Y, en tercer y último lugar, porque hay hombres simbólicos que representan, para desgracia suya, algo más que a sí mismos y cuyo destino, de repente, se une al de su tiempo: puede que la comparación no sea acertada, pero ¿cómo no pensar, en estos instantes, en otro periodista, también del Wall Street Journal, otro muchacho sin importancia colectiva, que se llamaba Daniel Pearl y al que muchos rasgos —su juventud, claro, pero también su rigor, su amor por el oficio, su trato hacia los demás, aunque tuvieran rostro de enemigo, su judaísmo— lo acercan a Evan?

En su caso, otro servicio secreto, el de Pakistán, fue el que lo secuestró; ese Servicio Federal de Seguridad local lo castigó por el triple crimen de ser estadounidense, judío y autor de artículos que revelaban la otra faz de un país que estaba a punto de entregar sus secretos nucleares a Al Qaeda.
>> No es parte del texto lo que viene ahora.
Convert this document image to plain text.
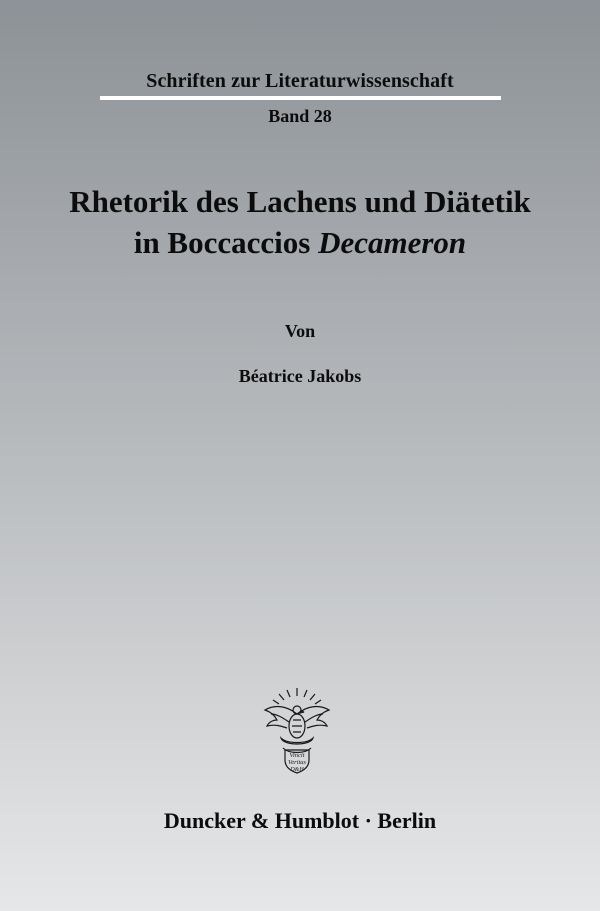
Schriften zur Literaturwissenschaft
Band 28
Rhetorik des Lachens und Diätetik
in Boccaccios Decameron
Von
Béatrice Jakobs
Vincit
Veritas
D&H
Duncker & Humblot · Berlin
El mundo comprendió enseguida que, desgraciadamente, su calvario abría una nueva era en la historia de la guerra contra el islamismo radical...
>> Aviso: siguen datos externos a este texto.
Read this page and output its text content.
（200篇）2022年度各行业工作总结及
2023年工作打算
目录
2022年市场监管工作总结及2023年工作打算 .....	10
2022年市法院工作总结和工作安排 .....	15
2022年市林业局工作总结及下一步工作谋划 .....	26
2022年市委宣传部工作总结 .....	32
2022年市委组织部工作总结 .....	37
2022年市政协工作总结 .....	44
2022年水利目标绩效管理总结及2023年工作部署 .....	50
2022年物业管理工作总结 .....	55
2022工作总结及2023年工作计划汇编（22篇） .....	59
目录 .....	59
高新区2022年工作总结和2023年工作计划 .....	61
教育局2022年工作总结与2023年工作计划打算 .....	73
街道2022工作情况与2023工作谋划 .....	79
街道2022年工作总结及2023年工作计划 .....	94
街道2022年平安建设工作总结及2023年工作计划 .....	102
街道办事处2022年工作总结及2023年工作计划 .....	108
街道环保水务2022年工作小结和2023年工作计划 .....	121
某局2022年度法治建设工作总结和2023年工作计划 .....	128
Una vez más, espero que aún no hayamos llegado a semejante punto, pero veo las fotos de Evan.

Veo sus hermosos ojos grises, directos, que parecen mirarte fijamente...

Su aplomo juvenil y serio, como el que tenían los protagonistas de las novelas de Hemingway y también el propio Daniel Pearl...

Veo la terrible imagen en la que aparece con la cara gacha, la capucha de la sudadera amarilla calada, fotografiado como un delincuente común o, de nuevo, como Daniel Pearl antes de su calvario...

Y me digo que, en este Estado terrorista en el que se ha convertido Rusia, todo es posible, absolutamente todo, para un estadounidense cuyos padres nacieron en Odessa y San Petersburgo: puede pasar una larga temporada en una celda de la prisión de Lefortovo, en Moscú; puede sufrir un envenenamiento por metales pesados como el expresidente Saakashvili, en la sometida Georgia; o, peor aún, como Sergéi Magnitsky, colaborador del empresario estadounidense Bill Browder, acabar muerto tras las torturas sufridas en la cárcel en 2009...

De ahí que, en cualquier caso, haya tres cuestiones apremiantes.

Entender que Rusia es un país en el que un periodista libre no goza de ningún tipo de amparo jurídico y que cada redacción, en conciencia, debe tomar buena nota de ello.

No ponerle freno al “alboroto mediático” del que se queja cómicamente el ministro Lavrov y, con Le Monde y Le Figaro a una, o Le Point y L'Obs, o incluso con Mediapart y Charlie Hebdo, no romper la unión sagrada en favor de un hermano que está en peligro.

Y luego, por supuesto, hacer todo lo posible para sacar a Evan de allí. Todo. Incluso a costa de un desagradable intercambio por un espía ruso, uno de verdad, que el Kremlin parece querer. Pero si se hace eso, que se haga sin perder de vista que se trata de bárbaros; que, como decía el historiador Jean-Pierre Vernant, estamos hablando de gastronomía con antropófagos, y que si hay una persona que merece acabar sus días en la cárcel ese es Putin.